For all of 2014, HHI aims to win $25 billion worth of orders, but so far it is only 35.2 percent of the way there with $8.8 billion. Samsung Heavy Industries stands at 26 percent of its annual goal with $3.9 billion, while DSME has managed only 13.1 percent of its order target at $1.9 billion.
Last year, all three surpassed their goals. HHI won $25.7 billion in orders, $1.9 billion more than its goal for 2013. In the first half last year, the company had 51.7 percent of its target.
Samsung Heavy Industries last year secured $300 million more than its target. After the first six months, it was three-fourths of the way to its $13 billion goal.
DSME also achieved 41.5 percent of its annual order in the first half and exceeded its $13 billion goal by $600 million.
Industry insiders attribute the shipbuilders’ 2014 struggles to fewer overall orders for expensive offshore drilling platforms and plants, the top contributor to last year’s performance. They have combined for only $3.9 billion in offshore plant orders this year through June, down 77.4 percent from a year ago.
“Major oil companies are delaying offshore plant orders, and the shale gas boom in North America is affecting their decisions,” said an official from HHI. “We are closely following the market situation.”
If the slump in offshore plants continues, industry observers said Korean shipbuilders should quickly move to merchant vessels to shore up their performance.

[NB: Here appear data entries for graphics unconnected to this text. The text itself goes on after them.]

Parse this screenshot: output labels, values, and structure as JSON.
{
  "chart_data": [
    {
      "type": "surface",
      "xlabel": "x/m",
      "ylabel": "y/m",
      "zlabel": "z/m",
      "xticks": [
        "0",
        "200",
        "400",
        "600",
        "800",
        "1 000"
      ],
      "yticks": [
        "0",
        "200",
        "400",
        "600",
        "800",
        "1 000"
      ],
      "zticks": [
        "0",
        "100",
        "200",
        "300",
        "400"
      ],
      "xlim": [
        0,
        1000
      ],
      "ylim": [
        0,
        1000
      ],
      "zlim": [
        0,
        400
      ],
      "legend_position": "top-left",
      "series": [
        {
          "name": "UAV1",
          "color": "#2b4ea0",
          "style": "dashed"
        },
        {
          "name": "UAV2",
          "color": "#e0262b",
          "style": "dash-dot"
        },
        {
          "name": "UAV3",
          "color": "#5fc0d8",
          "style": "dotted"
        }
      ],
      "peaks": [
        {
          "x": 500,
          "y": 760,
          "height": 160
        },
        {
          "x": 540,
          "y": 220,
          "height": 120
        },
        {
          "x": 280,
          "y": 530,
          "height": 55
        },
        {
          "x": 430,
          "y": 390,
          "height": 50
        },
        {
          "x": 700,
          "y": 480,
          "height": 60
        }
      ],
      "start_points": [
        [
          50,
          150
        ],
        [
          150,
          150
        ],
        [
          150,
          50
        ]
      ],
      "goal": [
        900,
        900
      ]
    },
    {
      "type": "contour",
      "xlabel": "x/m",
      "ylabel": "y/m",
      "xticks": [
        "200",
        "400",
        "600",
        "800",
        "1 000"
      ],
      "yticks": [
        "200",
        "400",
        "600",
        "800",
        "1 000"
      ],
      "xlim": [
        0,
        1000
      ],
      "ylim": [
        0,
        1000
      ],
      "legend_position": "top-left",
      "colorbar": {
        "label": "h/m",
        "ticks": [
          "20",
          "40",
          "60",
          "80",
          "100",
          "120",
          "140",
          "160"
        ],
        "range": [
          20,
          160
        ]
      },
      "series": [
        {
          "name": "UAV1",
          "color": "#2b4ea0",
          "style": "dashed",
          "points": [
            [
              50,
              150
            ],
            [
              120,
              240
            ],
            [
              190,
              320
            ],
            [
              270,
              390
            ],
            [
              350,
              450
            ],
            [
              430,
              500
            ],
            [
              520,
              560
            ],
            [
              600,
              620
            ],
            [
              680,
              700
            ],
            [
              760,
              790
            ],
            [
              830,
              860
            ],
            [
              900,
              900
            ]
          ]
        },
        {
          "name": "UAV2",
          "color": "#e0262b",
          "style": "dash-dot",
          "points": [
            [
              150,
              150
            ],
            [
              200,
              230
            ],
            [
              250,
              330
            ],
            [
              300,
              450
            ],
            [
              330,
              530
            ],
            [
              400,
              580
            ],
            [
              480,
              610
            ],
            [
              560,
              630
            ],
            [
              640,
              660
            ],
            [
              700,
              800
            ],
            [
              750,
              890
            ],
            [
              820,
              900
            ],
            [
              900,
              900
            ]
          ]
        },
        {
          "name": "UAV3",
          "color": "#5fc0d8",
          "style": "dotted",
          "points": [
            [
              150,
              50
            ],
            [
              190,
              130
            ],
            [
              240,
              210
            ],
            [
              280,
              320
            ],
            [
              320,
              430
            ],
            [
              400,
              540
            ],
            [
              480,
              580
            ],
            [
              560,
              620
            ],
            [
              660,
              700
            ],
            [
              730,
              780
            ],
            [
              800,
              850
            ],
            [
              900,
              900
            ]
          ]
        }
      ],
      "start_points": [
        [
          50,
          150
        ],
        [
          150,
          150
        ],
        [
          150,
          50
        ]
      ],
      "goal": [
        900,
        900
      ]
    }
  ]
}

“In the second half, shipbuilding orders should improve gradually as financing and financial policies are set to be eased in Europe,” said Sung Ki-jong, an analyst at KDB Daewoo Securities. “Orders for tankers, LPG and LNG carriers, and container ships are expected to be issued.”

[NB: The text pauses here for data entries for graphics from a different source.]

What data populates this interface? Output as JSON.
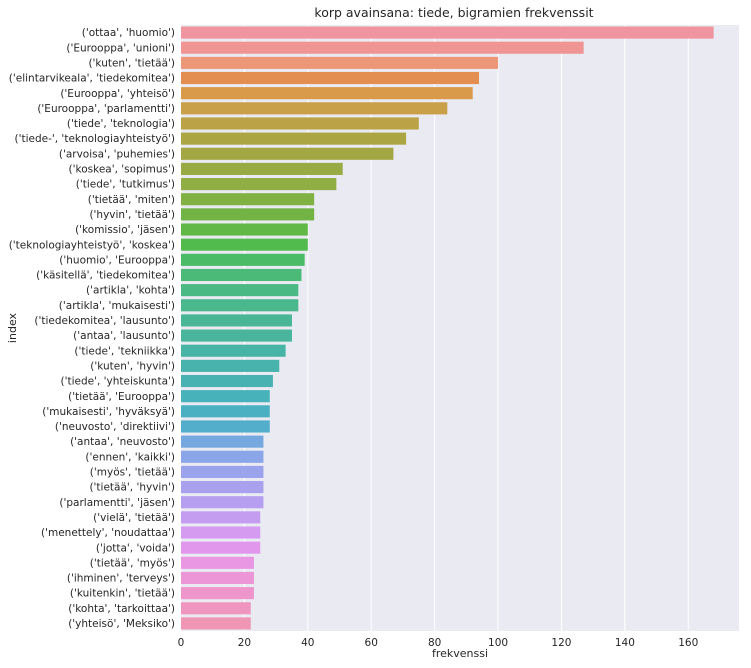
{
  "chart_data": {
    "type": "bar",
    "orientation": "horizontal",
    "title": "korp avainsana: tiede, bigramien frekvenssit",
    "xlabel": "frekvenssi",
    "ylabel": "index",
    "xlim": [
      0,
      176
    ],
    "xticks": [
      0,
      20,
      40,
      60,
      80,
      100,
      120,
      140,
      160
    ],
    "grid": true,
    "categories": [
      "('ottaa', 'huomio')",
      "('Eurooppa', 'unioni')",
      "('kuten', 'tietää')",
      "('elintarvikeala', 'tiedekomitea')",
      "('Eurooppa', 'yhteisö')",
      "('Eurooppa', 'parlamentti')",
      "('tiede', 'teknologia')",
      "('tiede-', 'teknologiayhteistyö')",
      "('arvoisa', 'puhemies')",
      "('koskea', 'sopimus')",
      "('tiede', 'tutkimus')",
      "('tietää', 'miten')",
      "('hyvin', 'tietää')",
      "('komissio', 'jäsen')",
      "('teknologiayhteistyö', 'koskea')",
      "('huomio', 'Eurooppa')",
      "('käsitellä', 'tiedekomitea')",
      "('artikla', 'kohta')",
      "('artikla', 'mukaisesti')",
      "('tiedekomitea', 'lausunto')",
      "('antaa', 'lausunto')",
      "('tiede', 'tekniikka')",
      "('kuten', 'hyvin')",
      "('tiede', 'yhteiskunta')",
      "('tietää', 'Eurooppa')",
      "('mukaisesti', 'hyväksyä')",
      "('neuvosto', 'direktiivi')",
      "('antaa', 'neuvosto')",
      "('ennen', 'kaikki')",
      "('myös', 'tietää')",
      "('tietää', 'hyvin')",
      "('parlamentti', 'jäsen')",
      "('vielä', 'tietää')",
      "('menettely', 'noudattaa')",
      "('jotta', 'voida')",
      "('tietää', 'myös')",
      "('ihminen', 'terveys')",
      "('kuitenkin', 'tietää')",
      "('kohta', 'tarkoittaa')",
      "('yhteisö', 'Meksiko')"
    ],
    "values": [
      168,
      127,
      100,
      94,
      92,
      84,
      75,
      71,
      67,
      51,
      49,
      42,
      42,
      40,
      40,
      39,
      38,
      37,
      37,
      35,
      35,
      33,
      31,
      29,
      28,
      28,
      28,
      26,
      26,
      26,
      26,
      26,
      25,
      25,
      25,
      23,
      23,
      23,
      22,
      22
    ],
    "colors": [
      "#f0959f",
      "#ef9594",
      "#ec9778",
      "#e38f52",
      "#d99a4a",
      "#c99f48",
      "#bba246",
      "#aca544",
      "#a2a744",
      "#97aa43",
      "#8fae43",
      "#82b143",
      "#72b444",
      "#61b847",
      "#52bb4d",
      "#4bbb68",
      "#4bba78",
      "#4ab983",
      "#4ab88c",
      "#49b695",
      "#49b59d",
      "#48b4a5",
      "#48b3ac",
      "#48b2b3",
      "#48b2ba",
      "#4bb0c2",
      "#52aeca",
      "#76a8e0",
      "#8aa5e8",
      "#9ba3ec",
      "#aaa1ee",
      "#b69ff0",
      "#c49df1",
      "#d49bf0",
      "#e197ec",
      "#e996e3",
      "#ec96d7",
      "#ee96cc",
      "#ef96c0",
      "#f096b5"
    ]
  }
}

In the first half, Korea saw China dominate global shipbuilding orders.
According to data from Clarkson, a U.K.-based company researching the shipbuilding and shipping industries, Korean companies won orders for 5.55 million compensated gross tonnage (CGT), or 164 vessels, in the first half, which is down 29.5 percent from a year ago. The country’s share of global shipbuilding orders dropped 4.7 percentage points year-on-year to 27.1 percent.

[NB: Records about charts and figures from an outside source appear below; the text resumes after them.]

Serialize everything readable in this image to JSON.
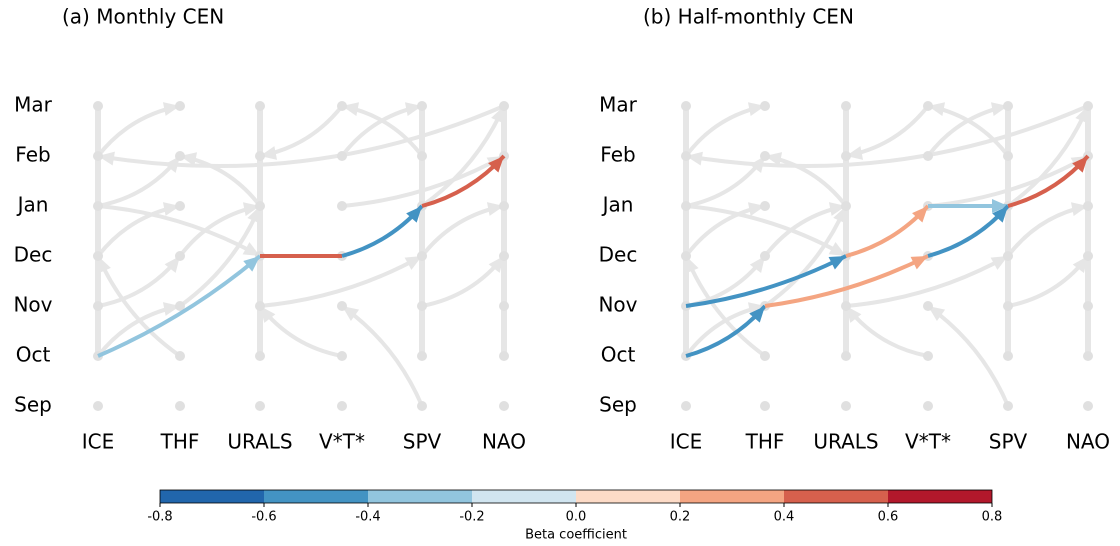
{
  "panels": [
    {
      "title": "(a) Monthly CEN",
      "columns": [
        "ICE",
        "THF",
        "URALS",
        "V*T*",
        "SPV",
        "NAO"
      ],
      "rows": [
        "Mar",
        "Feb",
        "Jan",
        "Dec",
        "Nov",
        "Oct",
        "Sep"
      ],
      "edges": [
        {
          "from": [
            0,
            5
          ],
          "to": [
            2,
            3
          ],
          "beta": -0.3
        },
        {
          "from": [
            2,
            3
          ],
          "to": [
            3,
            3
          ],
          "beta": 0.5
        },
        {
          "from": [
            3,
            3
          ],
          "to": [
            4,
            2
          ],
          "beta": -0.5
        },
        {
          "from": [
            4,
            2
          ],
          "to": [
            5,
            1
          ],
          "beta": 0.5
        }
      ]
    },
    {
      "title": "(b) Half-monthly CEN",
      "columns": [
        "ICE",
        "THF",
        "URALS",
        "V*T*",
        "SPV",
        "NAO"
      ],
      "rows": [
        "Mar",
        "Feb",
        "Jan",
        "Dec",
        "Nov",
        "Oct",
        "Sep"
      ],
      "edges": [
        {
          "from": [
            0,
            5
          ],
          "to": [
            1,
            4
          ],
          "beta": -0.5
        },
        {
          "from": [
            0,
            4
          ],
          "to": [
            2,
            3
          ],
          "beta": -0.5
        },
        {
          "from": [
            1,
            4
          ],
          "to": [
            3,
            3
          ],
          "beta": 0.3
        },
        {
          "from": [
            2,
            3
          ],
          "to": [
            3,
            2
          ],
          "beta": 0.3
        },
        {
          "from": [
            3,
            2
          ],
          "to": [
            4,
            2
          ],
          "beta": -0.3
        },
        {
          "from": [
            3,
            3
          ],
          "to": [
            4,
            2
          ],
          "beta": -0.5
        },
        {
          "from": [
            4,
            2
          ],
          "to": [
            5,
            1
          ],
          "beta": 0.5
        }
      ]
    }
  ],
  "colorbar": {
    "label": "Beta coefficient",
    "ticks": [
      -0.8,
      -0.6,
      -0.4,
      -0.2,
      0.0,
      0.2,
      0.4,
      0.6,
      0.8
    ],
    "colors": [
      "#2166ac",
      "#4393c3",
      "#92c5de",
      "#d1e5f0",
      "#fddbc7",
      "#f4a582",
      "#d6604d",
      "#b2182b"
    ]
  }
}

CGT is a measurement of shipbuilding output calculated by applying a conversion factor that reflects the amount of work required to build a ship in relation to the vessel’s gross registered tonnage.
China had 9.09 million CGT, or 481 vessels, in the first six months of this year, which is down 7.8 percent from a year ago. However, its market share jumped from 39.9 percent to 44.4 percent. From January to June, global order volume decreased 17.2 percent year-on-year to 24.73 million CGT, according to Clarkson.
What’s more worrisome for the Korean shipbuilding industry is that the value of its orders also trails China. Last year, Korea collected $21.7 billion in the first half, beating China by $4.4 billion. However, for this year, China had $14.5 billion, surpassing Korea by $1.3 billion.